The International Quilt Study Center & Museum is pleased to announce it is adding nearly 100 high resolution art works to the Google Art Project allowing virtual visitors to explore its quilt collection online.
In the IQSCM’s first wave of uploaded content, it will share a selection that represents contemporary and traditional quilts made since the 18th century around the world. Notable pieces include Lucinda Ward Honstain’s “Reconciliation Quilt,” Michael James’ “Aurora” and the recently acquired “Long Po Yi” or “Dragon Wife’s Robe” from China. The resolution of these images, combined with a custom built zoom viewer, allows art-lovers to discover minute aspects of paintings they may never have seen up close before.
“As the world’s largest collection of publicly held quilts, Google Art Project will enable us to further promote our mission of inspiring an understanding of the cultural and artistic significance of quilts,” said Carolyn Ducey, IQSCM curator of collections. “The platform’s interactivity will give us a chance to present quilts in a new and exciting way. We are honored to participate in the project.”
Visitors to the Google Art Project can browse works by the artist’s name, the artwork, the type of art, the museum, the country, collections and the time period. Google+ and video hangouts are integrated on the site, allowing viewers to invite their friends to view and discuss their favorite works in a video chat or follow a guided tour from an expert to gain an appreciation of a particular topic or art collection.
View the International Quilt Study Center & Museum’s collection here.
The My Gallery feature allows users to save specific views of any of artworks and build their own personalized gallery. Comments can be added to each painting and the whole gallery can then be shared with friends and family. It’s an ideal tool for students or groups to work on collaborative projects or collections. In addition, a feature called ‘Compare’ allows you to examine two pieces of artwork side-by-side to look at how an artist’s style evolved over time, connect trends across cultures or delve deeply into two parts of the same work.

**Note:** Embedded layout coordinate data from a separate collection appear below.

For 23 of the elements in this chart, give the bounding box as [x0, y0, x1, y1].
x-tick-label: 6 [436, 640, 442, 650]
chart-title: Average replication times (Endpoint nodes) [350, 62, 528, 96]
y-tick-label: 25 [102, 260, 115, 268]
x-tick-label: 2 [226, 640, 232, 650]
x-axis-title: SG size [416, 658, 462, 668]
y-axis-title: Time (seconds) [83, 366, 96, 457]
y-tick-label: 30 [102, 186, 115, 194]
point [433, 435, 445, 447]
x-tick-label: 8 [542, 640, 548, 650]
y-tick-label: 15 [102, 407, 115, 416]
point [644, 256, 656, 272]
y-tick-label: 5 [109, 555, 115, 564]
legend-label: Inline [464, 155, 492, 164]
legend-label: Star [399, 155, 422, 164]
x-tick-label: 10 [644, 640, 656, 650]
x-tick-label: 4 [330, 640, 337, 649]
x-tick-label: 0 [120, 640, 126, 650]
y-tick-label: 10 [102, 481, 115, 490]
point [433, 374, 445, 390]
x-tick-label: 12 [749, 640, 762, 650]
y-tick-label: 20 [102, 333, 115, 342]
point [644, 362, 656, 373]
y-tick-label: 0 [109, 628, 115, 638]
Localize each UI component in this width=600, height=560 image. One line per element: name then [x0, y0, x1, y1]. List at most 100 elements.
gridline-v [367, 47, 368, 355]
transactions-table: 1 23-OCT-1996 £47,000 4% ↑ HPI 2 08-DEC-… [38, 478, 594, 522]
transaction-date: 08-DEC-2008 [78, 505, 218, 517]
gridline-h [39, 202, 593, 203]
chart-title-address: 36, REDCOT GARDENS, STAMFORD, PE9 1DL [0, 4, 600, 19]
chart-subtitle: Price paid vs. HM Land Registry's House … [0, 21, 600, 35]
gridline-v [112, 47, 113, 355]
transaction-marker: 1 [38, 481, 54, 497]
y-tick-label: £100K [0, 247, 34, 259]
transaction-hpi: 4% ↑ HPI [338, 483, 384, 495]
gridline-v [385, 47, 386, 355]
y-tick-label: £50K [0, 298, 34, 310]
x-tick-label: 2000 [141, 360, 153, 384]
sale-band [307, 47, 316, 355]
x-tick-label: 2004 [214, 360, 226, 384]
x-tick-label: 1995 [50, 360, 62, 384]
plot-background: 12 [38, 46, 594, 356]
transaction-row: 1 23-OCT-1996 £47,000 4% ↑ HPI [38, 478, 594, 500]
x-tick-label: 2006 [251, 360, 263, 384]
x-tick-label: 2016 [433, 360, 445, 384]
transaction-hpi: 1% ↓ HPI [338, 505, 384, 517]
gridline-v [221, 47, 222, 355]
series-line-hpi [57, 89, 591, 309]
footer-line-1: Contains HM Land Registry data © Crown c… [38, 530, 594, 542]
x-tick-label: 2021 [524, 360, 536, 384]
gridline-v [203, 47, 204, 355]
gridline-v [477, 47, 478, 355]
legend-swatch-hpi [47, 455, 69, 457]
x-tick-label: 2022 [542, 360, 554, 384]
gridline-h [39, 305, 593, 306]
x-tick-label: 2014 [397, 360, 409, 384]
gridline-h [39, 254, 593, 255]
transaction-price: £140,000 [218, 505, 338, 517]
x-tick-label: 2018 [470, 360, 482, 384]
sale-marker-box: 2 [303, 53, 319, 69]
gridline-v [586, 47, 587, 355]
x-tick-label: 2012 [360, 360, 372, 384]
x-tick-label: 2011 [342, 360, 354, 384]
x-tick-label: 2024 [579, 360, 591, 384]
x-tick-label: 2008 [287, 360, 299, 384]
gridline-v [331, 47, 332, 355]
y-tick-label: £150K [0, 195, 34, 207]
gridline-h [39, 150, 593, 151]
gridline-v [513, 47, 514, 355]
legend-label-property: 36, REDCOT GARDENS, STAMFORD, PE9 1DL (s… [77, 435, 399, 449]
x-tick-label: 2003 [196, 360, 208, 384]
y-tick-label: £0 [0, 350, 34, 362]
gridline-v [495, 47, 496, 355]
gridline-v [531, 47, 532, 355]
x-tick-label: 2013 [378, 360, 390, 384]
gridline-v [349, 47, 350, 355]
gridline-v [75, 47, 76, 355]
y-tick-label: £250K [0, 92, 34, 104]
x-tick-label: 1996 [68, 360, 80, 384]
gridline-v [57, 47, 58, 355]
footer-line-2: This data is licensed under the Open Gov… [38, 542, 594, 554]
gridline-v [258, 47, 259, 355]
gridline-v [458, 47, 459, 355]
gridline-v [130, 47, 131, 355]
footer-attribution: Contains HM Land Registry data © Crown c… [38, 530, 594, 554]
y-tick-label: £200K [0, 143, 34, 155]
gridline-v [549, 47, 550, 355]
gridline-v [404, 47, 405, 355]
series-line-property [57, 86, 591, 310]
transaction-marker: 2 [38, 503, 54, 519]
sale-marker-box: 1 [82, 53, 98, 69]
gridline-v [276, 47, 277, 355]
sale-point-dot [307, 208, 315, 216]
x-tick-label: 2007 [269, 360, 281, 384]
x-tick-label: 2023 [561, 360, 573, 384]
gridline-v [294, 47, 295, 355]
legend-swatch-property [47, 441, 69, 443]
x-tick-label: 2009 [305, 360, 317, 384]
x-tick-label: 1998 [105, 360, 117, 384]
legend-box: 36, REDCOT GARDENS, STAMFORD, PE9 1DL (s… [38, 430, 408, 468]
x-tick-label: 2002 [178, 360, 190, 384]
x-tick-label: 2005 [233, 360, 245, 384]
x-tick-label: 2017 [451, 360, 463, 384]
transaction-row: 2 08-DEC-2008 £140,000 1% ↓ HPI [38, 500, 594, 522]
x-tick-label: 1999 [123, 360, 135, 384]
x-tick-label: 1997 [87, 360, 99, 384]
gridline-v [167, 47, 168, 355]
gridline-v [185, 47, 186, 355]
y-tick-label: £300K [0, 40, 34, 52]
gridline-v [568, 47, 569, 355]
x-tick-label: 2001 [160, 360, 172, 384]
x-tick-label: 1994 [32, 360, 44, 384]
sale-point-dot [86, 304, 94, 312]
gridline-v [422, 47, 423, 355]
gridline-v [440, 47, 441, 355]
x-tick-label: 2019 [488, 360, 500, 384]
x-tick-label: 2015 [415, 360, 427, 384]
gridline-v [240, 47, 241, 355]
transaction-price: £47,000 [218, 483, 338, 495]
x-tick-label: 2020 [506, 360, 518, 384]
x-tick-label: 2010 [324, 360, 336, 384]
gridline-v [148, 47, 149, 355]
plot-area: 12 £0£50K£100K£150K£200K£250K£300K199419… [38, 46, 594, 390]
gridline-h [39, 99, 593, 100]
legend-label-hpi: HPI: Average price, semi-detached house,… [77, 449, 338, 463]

To date, more than 57,000 high resolution artworks are available in the Art Project. The project has nearly 400 partners in 50 countries, with more being added all the time.
The Art Project is part of the Google Cultural Institute which is dedicated to creating technology that helps the cultural community to bring their art, archives, heritage sites and other material online. The aim is to increase the range and volume of material from the cultural world that is available for people to explore online and in doing so, democratize access to it and preserve it for future generations.